I'm 25. That means I've lived 25 years. Hah! I've still got my piece on the game board of life, and it's doing pretty all right.

If life were a day, I'd be in late-stage sleep, probably heavy on the REM and dreaming wildly. If life were Star Wars, I'd be half done with Gungans, although only a quarter done with Hayden Christensen. If life were the career of the Talking Heads, I would be just about to release "More Songs About Buildings and Food".

I'm leaving Seattle in just over two months, and the US in just over three.
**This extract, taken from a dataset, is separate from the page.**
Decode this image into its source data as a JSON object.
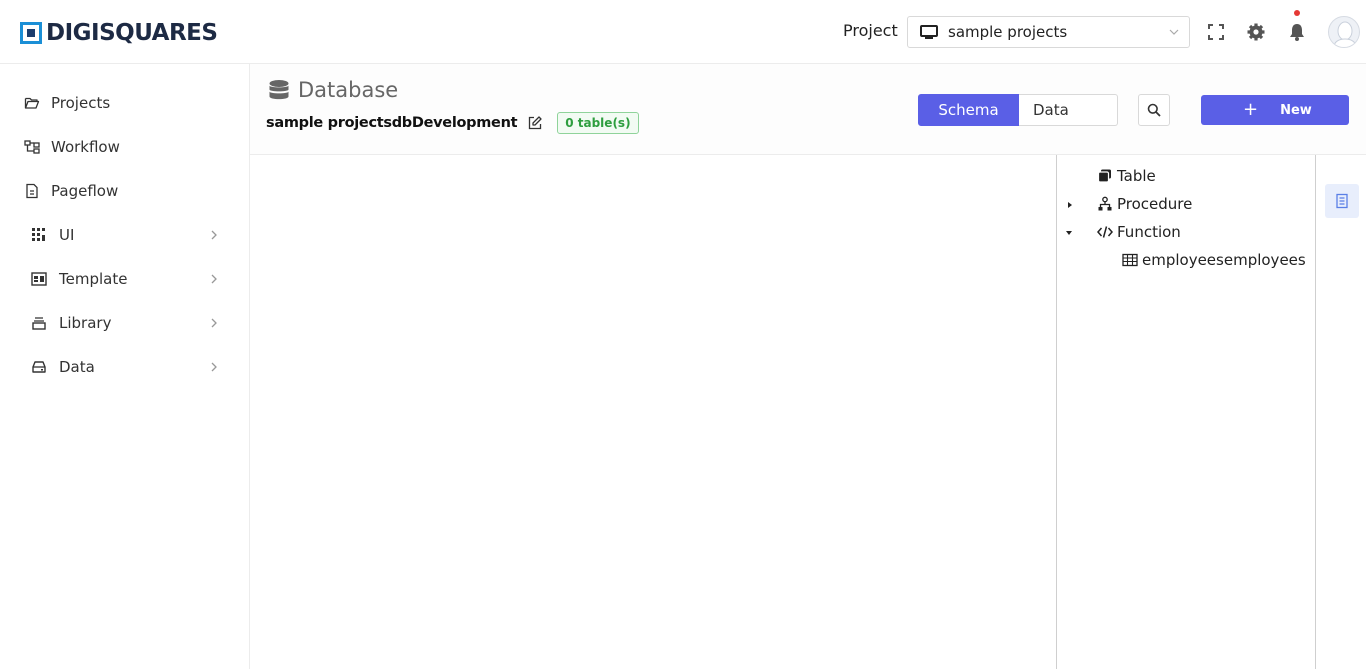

In the next year, I will hopefully experience the following:
- visiting all you wonderful family and friends before I go
- the world's tallest mountains and a lot of Buddhism
- submitting papers to top-tier academic conferences
- plants that eat bugs
- one of the world's biggest tennis tournaments
- underground cities and stuff
- at least one country that y'all think is super dangerous
- admission into at least one grad school that I'm excited about
- a crater that is continually on fire

After that, I'll get paid a scholar's stipend to write some programs that I want to write, to find out things that I want to find out, and occasionally hang out at big ol' intellectual fandangoes with other like-minded sorts.


""Well," said Pooh, "what I like best -- " and then he had to stop and think. Because although Eating Honey was a very good thing to do, there was a moment just before you began to eat it which was better than when you were, but he didn't know what it was called." That's the moment I'm living in right now: the moment of excitement, and boy it is great.

But it's not the whole thing. Over the next quarter of my life, I hope that I can balance that excitement with more focus, mindfulness, and compassion. I think these are the most important skills to develop, and I still feel like a fool! But that's fine; after two years of regular learning-stuff school, I was a second grader.


Anyway, it's tempting to say "well, look at my life about to start; the best is yet to come!" but that reduces life to a set of achievements, sets myself up for potential failure, and discounts the truth that the best is right now. As they say: Thank you for everything, I have no complaints whatsoever.